In Some Toxic Towns, Many Feel the Government Has Been ‘Pretty Much Shut Down’ for Decades via Think Progress/Reader Supported News

By Mark Hand, ThinkProgress

02 February 19

For those living near Superfund sites, the shutdown fueled fears that the EPA isn’t able to respond in an emergency.

 

hree months after the Environmental Protection Agency (EPA) approved a cleanup plan for the radioactive waste at the West Lake Landfill in Missouri, a large part of the federal government, including the EPA, shut down its operations. EPA oversight of the West Lake radioactive dump, located in Bridgeton, Missouri, near St. Louis, was officially put on hold on December 29, when agency funding ran out.
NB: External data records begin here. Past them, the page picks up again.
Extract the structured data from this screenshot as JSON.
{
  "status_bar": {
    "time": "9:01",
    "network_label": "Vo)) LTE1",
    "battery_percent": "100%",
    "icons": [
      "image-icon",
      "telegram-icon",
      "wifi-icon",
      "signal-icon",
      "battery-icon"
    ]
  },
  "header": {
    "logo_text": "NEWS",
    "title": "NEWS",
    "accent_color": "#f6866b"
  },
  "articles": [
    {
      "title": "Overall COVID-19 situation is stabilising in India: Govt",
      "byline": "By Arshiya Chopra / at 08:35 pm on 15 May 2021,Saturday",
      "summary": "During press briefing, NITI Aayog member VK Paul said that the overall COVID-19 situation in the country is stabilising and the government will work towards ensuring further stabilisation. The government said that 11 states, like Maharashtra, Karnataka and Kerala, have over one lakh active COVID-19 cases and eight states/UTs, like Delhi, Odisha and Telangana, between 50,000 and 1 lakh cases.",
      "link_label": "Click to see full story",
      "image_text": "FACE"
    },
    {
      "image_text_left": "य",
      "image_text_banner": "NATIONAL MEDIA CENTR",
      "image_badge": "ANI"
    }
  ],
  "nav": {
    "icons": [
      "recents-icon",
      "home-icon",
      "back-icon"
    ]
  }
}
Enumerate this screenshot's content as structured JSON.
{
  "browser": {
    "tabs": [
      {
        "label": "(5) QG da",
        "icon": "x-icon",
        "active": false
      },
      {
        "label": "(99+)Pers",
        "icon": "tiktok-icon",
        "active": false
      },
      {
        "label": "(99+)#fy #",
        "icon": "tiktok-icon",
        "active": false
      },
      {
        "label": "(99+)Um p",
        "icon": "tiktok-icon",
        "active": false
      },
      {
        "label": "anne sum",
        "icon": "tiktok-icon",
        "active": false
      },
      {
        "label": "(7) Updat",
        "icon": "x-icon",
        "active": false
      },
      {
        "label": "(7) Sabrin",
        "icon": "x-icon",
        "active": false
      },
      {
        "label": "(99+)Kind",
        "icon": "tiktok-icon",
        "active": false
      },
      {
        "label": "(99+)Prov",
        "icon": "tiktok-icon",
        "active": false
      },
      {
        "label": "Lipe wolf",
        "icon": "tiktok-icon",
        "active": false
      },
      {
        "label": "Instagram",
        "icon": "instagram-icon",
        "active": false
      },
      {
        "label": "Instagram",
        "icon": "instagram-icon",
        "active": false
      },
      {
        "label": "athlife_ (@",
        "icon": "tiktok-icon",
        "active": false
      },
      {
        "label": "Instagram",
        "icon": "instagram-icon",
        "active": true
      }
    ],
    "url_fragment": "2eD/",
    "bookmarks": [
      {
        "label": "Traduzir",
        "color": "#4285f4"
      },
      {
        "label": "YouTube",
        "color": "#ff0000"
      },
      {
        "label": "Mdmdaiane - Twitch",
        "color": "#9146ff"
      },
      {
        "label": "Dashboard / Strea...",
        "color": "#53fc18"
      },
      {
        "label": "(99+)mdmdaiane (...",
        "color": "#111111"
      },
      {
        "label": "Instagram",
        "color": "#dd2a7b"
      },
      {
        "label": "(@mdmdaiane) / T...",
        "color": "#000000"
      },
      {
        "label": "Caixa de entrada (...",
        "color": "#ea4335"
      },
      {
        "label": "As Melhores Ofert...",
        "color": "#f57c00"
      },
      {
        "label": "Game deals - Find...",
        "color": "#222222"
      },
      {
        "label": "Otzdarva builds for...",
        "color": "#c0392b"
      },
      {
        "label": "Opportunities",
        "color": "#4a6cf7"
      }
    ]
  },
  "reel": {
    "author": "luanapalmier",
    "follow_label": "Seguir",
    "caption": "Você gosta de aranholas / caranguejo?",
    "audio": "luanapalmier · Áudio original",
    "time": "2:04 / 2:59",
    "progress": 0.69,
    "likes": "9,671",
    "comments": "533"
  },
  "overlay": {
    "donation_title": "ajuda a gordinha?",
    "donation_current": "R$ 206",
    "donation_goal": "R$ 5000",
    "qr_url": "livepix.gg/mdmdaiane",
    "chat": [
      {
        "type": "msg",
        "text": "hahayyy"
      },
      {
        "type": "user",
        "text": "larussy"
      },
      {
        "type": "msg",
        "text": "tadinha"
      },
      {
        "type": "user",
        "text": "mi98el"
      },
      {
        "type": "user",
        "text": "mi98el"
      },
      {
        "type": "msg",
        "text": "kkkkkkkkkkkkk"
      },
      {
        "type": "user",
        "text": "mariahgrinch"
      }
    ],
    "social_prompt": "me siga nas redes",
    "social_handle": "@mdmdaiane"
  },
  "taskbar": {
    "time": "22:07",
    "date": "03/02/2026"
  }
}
Residents of Bridgeton and surrounding communities had been waiting decades for the government to take action. The EPA placed the site on its Superfund National Priorities List 29 years ago — in 1990. But over the next two decades, the EPA mostly ignored the West Lake landfill. That is, until a massive underground fire at an adjacent landfill in Bridgeton was detected in 2010.

Residents and cleanup experts worried about the vicinity of the underground fire; the fire was located only a few hundred yards from the radioactive waste that had been illegally dumped at West Lake more than 45 years ago.

Having an underground fire located so close to a radioactive waste dump had already been causing anxiety among local residents. But then residents’ concerns about the safety of the Superfund site intensified when the government shutdown led to the furlough of EPA employees who were monitoring the West Lake Landfill.

Local and state emergency responders did not the have the ability to handle a major flareup at the West Lake site without the help of the federal government.

“We do have an emergency plan in place, but much of that plan depends on a response from the federal government,” Dawn Chapman, a local resident and co-founder of Just Moms, a group that has been campaigning for the cleanup of the West Lake Landfill, told ThinkProgress. “Nobody at the state or local level has what it would take to respond to an emergency at this site.”

Across the country, residents who live near highly toxic Superfund sites found themselves with similar concerns during the government shutdown. Already facing years or decades of government inaction, residents complained that the shutdown would further delay the EPA’s legal requirement to protect them from the dangerously toxic sites in their hometowns.

Congress passed legislation in 1980 to create the Superfund program in order to clean up areas contaminated with hazardous waste that poses a health risk. There are about 1,340 sites across the nation on the Superfund program’s National Priorities List. When a site is added to the list, it becomes eligible for long-term remedial action financed under the Superfund program.